In any case, I'm continuing my exploration of finance jobs and am slowly but surely finding out what I would like or not. On Friday Goldman Sachs is hosting a full day event for female MBAs in their offices that I'm attending, even though we have the accounting exam in the afternoon. The good thing about the exam is, there is less and less to study the lower you set your aspirations :-).

4 comments:

Anonymous said...

Hi Angie,

I am a LBS and Cambridge applicant. (Interviews all done, whew!) I have had very positive interactions with all the alums and students I have met from LBS. Unfortunately, I have not had any response from the Judge School to my requests to get in touch with female students. If you friend is willing to correspond with me, could you please pass on my email address? jamey1 at gmail.

Thanks so much!

Jamey

Anonymous said...

Hi Angie,

Did he mean that consulting would be much more interesting than IB? What are these weird finance fields you're talking about?

Anonymous said...

I have a different view.
Trading will get more automatized so, less brain.
On the other hand, IB is all about deals.
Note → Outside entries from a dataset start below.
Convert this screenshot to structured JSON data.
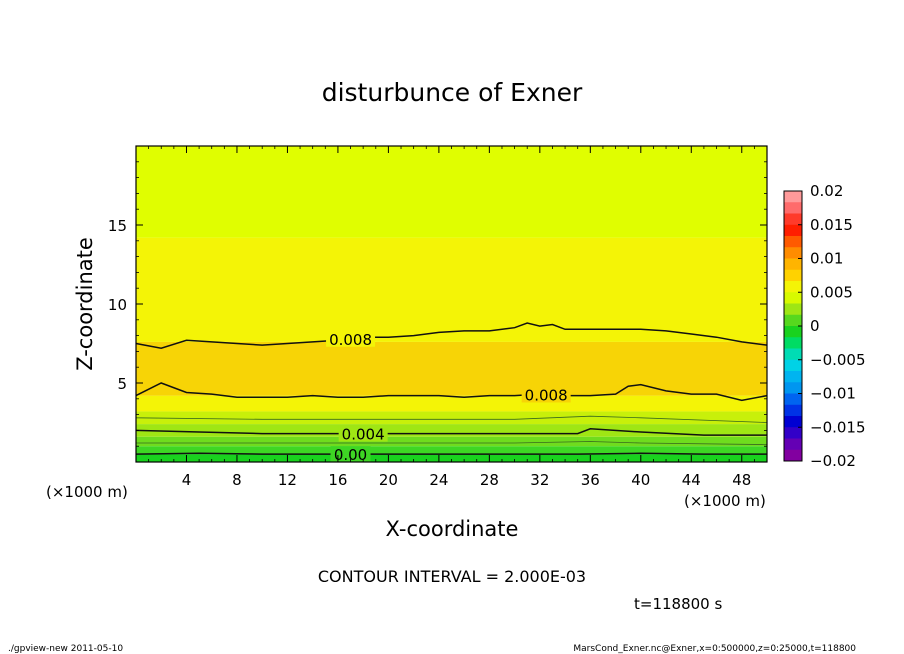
{
  "chart_data": {
    "type": "contour",
    "title": "disturbunce of Exner",
    "xlabel": "X-coordinate",
    "ylabel": "Z-coordinate",
    "x_unit_label": "(×1000 m)",
    "x_unit_label_right": "(×1000 m)",
    "xlim": [
      0,
      50
    ],
    "ylim": [
      0,
      20
    ],
    "x_ticks": [
      4,
      8,
      12,
      16,
      20,
      24,
      28,
      32,
      36,
      40,
      44,
      48
    ],
    "x_tick_labels": [
      "4",
      "8",
      "12",
      "16",
      "20",
      "24",
      "28",
      "32",
      "36",
      "40",
      "44",
      "48"
    ],
    "y_ticks": [
      5,
      10,
      15
    ],
    "y_tick_labels": [
      "5",
      "10",
      "15"
    ],
    "contour_interval_text": "CONTOUR INTERVAL = 2.000E-03",
    "time_text": "t=118800 s",
    "bands": [
      {
        "z_low": 0.0,
        "z_high": 0.5,
        "value": -0.001,
        "color": "#19d21e"
      },
      {
        "z_low": 0.5,
        "z_high": 1.0,
        "value": 0.0,
        "color": "#3ed624"
      },
      {
        "z_low": 1.0,
        "z_high": 1.6,
        "value": 0.002,
        "color": "#6fdc1e"
      },
      {
        "z_low": 1.6,
        "z_high": 2.4,
        "value": 0.003,
        "color": "#9fe614"
      },
      {
        "z_low": 2.4,
        "z_high": 3.2,
        "value": 0.004,
        "color": "#c8f00a"
      },
      {
        "z_low": 3.2,
        "z_high": 4.2,
        "value": 0.006,
        "color": "#f4f406"
      },
      {
        "z_low": 4.2,
        "z_high": 7.6,
        "value": 0.009,
        "color": "#f7d406"
      },
      {
        "z_low": 7.6,
        "z_high": 14.2,
        "value": 0.007,
        "color": "#f4f406"
      },
      {
        "z_low": 14.2,
        "z_high": 20.0,
        "value": 0.005,
        "color": "#e0fe00"
      }
    ],
    "contour_lines": [
      {
        "level_label": "0.008",
        "x": [
          0,
          2,
          4,
          6,
          8,
          10,
          12,
          14,
          16,
          18,
          20,
          22,
          24,
          26,
          28,
          30,
          31,
          32,
          33,
          34,
          36,
          38,
          40,
          42,
          44,
          46,
          48,
          50
        ],
        "z": [
          7.5,
          7.2,
          7.7,
          7.6,
          7.5,
          7.4,
          7.5,
          7.6,
          7.7,
          7.9,
          7.9,
          8.0,
          8.2,
          8.3,
          8.3,
          8.5,
          8.8,
          8.6,
          8.7,
          8.4,
          8.4,
          8.4,
          8.4,
          8.3,
          8.1,
          7.9,
          7.6,
          7.4
        ],
        "label_at_x": 17
      },
      {
        "level_label": "0.008",
        "x": [
          0,
          2,
          4,
          6,
          8,
          10,
          12,
          14,
          16,
          18,
          20,
          22,
          24,
          26,
          28,
          30,
          32,
          34,
          36,
          38,
          39,
          40,
          42,
          44,
          46,
          48,
          50
        ],
        "z": [
          4.2,
          5.0,
          4.4,
          4.3,
          4.1,
          4.1,
          4.1,
          4.2,
          4.1,
          4.1,
          4.2,
          4.2,
          4.2,
          4.1,
          4.2,
          4.2,
          4.3,
          4.2,
          4.2,
          4.3,
          4.8,
          4.9,
          4.5,
          4.3,
          4.3,
          3.9,
          4.2
        ],
        "label_at_x": 32.5
      },
      {
        "level_label": "0.004",
        "x": [
          0,
          5,
          10,
          15,
          20,
          25,
          30,
          35,
          36,
          40,
          45,
          50
        ],
        "z": [
          2.0,
          1.9,
          1.8,
          1.8,
          1.8,
          1.8,
          1.8,
          1.8,
          2.1,
          1.9,
          1.7,
          1.7
        ],
        "label_at_x": 18
      },
      {
        "level_label": "0.00",
        "x": [
          0,
          5,
          10,
          15,
          20,
          25,
          30,
          35,
          40,
          45,
          50
        ],
        "z": [
          0.5,
          0.55,
          0.5,
          0.5,
          0.5,
          0.5,
          0.5,
          0.5,
          0.55,
          0.5,
          0.5
        ],
        "label_at_x": 17
      }
    ],
    "thin_lines": [
      {
        "x": [
          0,
          10,
          20,
          30,
          36,
          40,
          50
        ],
        "z": [
          2.8,
          2.7,
          2.7,
          2.7,
          2.9,
          2.8,
          2.5
        ]
      },
      {
        "x": [
          0,
          10,
          20,
          30,
          36,
          40,
          50
        ],
        "z": [
          1.2,
          1.2,
          1.2,
          1.2,
          1.3,
          1.2,
          1.1
        ]
      }
    ],
    "colorbar": {
      "tick_labels": [
        "0.02",
        "0.015",
        "0.01",
        "0.005",
        "0",
        "−0.005",
        "−0.01",
        "−0.015",
        "−0.02"
      ],
      "colors_top_to_bottom": [
        "#ff9a9a",
        "#ff6b6b",
        "#ff3a2a",
        "#ff1e00",
        "#ff5a00",
        "#ff8c00",
        "#ffb400",
        "#ffd200",
        "#f4f406",
        "#d8fa00",
        "#9ee614",
        "#56d81e",
        "#19d21e",
        "#00dc64",
        "#00dcb4",
        "#00d2e6",
        "#00b4f0",
        "#0096f0",
        "#0064f0",
        "#0032e6",
        "#0000d2",
        "#3200c8",
        "#6400b4",
        "#8200a0"
      ]
    }
  },
  "footer": {
    "left": "./gpview-new  2011-05-10",
    "right": "MarsCond_Exner.nc@Exner,x=0:500000,z=0:25000,t=118800"
  }
}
You've been a consultant. You may think how to improve a company's value through a merger, how to gain a competitive advantage from that and so on.

Anonymous said...

Benny,

I disagree. Having worked in IB and in consulting I can tell you that in IB you don't use your brain at all. You make edits to powerpoint pages. Most of the deals you pitch make no sense, most of the MD-s just pitch companies so they have meetings to cultivate relationships for the future, and you know that 95% of your work will go to waste. Not very intellectual or motivating. The money is fantastic though.